For those who might not read it, over at Musicology/Matters we're hosting a colloquium on Michael Jackson. I reposted my own earlier entry, my friend Marianna has contributed something, and we're waiting on several posts by a range of friends who are lending their expertise.

But in other news, my little family has settled itself in a new home, literally alongside the banks of the Schuylkill river near Valley Forge, or to more accurate the Scuylkill canal. It's an idyllic existence, where the choice of where to walk the dog in the morning consists of, "up the canal, or down the canal." If we wanted to do, we could launch a canoe out of our backyard, paddle downstream about a mile, tie up at a local pub, have a drink, then paddle back. That's pretty cool. Phoenixville itself is a quirkly little town. The home of the historic Phoenix Iron Works (among other things, they supposedly made the iron for the Eiffel Tower), the town has managed to avoid to desolate fate of other industrial river towns along the Schuylkill. The main street is full of hip restaurants and bookstores, and there is a restored 1913 movie theater that was a filming location of The Blob. Next weekend is the annual reenactment of the scene in The Blob where everyone runs screaming out of the movie theater.

A bunch of my Facebook friends have been making academic summer to-do lists, and so am I, in hopes of accountability:

*Find a place to live in Williamsburg.

*Organize two syllabi: a one-semester Western music survey, and an upper-level seminar on Minimalism.

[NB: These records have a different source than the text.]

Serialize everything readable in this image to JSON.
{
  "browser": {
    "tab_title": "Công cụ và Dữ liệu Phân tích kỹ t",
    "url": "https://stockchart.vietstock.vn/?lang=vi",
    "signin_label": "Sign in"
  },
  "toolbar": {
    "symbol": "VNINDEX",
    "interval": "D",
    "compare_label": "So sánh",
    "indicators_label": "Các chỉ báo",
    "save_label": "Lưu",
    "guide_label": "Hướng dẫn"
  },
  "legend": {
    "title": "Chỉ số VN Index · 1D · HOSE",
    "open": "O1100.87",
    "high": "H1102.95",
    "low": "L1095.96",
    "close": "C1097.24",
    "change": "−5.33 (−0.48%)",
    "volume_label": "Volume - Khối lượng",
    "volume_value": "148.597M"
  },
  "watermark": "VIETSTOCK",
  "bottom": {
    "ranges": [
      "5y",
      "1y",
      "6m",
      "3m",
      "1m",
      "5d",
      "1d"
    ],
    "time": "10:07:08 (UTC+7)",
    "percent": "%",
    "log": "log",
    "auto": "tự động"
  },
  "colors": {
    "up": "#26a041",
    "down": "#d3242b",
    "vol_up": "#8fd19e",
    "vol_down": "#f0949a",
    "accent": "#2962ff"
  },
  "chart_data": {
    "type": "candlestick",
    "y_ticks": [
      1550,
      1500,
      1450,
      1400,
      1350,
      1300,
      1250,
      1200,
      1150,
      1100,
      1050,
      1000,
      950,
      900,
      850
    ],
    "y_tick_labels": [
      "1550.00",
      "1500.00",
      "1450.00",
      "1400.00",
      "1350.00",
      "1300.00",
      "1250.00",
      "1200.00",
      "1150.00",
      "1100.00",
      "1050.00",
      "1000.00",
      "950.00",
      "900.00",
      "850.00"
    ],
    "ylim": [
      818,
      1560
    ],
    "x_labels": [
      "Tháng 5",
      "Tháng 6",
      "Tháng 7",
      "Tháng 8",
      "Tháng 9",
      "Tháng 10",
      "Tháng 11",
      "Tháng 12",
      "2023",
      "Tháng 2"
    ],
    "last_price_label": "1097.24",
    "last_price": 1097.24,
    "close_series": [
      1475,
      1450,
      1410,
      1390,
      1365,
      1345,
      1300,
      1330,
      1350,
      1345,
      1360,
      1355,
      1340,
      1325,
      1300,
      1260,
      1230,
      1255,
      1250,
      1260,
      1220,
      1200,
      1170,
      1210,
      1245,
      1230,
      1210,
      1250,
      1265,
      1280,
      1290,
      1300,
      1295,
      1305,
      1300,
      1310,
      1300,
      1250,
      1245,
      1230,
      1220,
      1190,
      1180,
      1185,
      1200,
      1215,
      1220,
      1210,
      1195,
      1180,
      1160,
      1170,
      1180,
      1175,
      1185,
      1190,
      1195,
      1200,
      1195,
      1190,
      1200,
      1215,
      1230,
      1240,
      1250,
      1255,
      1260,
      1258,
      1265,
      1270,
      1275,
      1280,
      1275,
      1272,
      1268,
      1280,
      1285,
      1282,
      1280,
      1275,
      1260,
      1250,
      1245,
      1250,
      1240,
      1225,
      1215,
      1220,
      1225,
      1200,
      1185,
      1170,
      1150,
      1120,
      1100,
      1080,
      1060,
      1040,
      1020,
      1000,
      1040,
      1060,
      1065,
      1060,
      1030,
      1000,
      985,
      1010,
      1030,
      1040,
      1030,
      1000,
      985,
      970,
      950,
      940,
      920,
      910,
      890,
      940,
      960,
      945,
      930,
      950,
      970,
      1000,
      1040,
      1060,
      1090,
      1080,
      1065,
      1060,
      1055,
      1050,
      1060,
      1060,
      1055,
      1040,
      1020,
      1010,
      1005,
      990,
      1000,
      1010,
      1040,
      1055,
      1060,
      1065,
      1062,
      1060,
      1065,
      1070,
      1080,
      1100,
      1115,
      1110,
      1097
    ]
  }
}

*Research: luckily I have useful confluence of events. I'm giving an early doo-wop paper at AMS this fall, and the sample chapter of the book proposal I'm putting together is also on early doo-wop. Slightly different topics, actually, but close enough that working on one is useful for the other. I'm quite enjoying the process of revising the dissertation, re-reading the old sources and giving myself the leisure to spin out ideas into a longer format.

*Move to Williamsburg.

I think this is all do-able, if I don't get too distracted by watching the ducks float down the canal.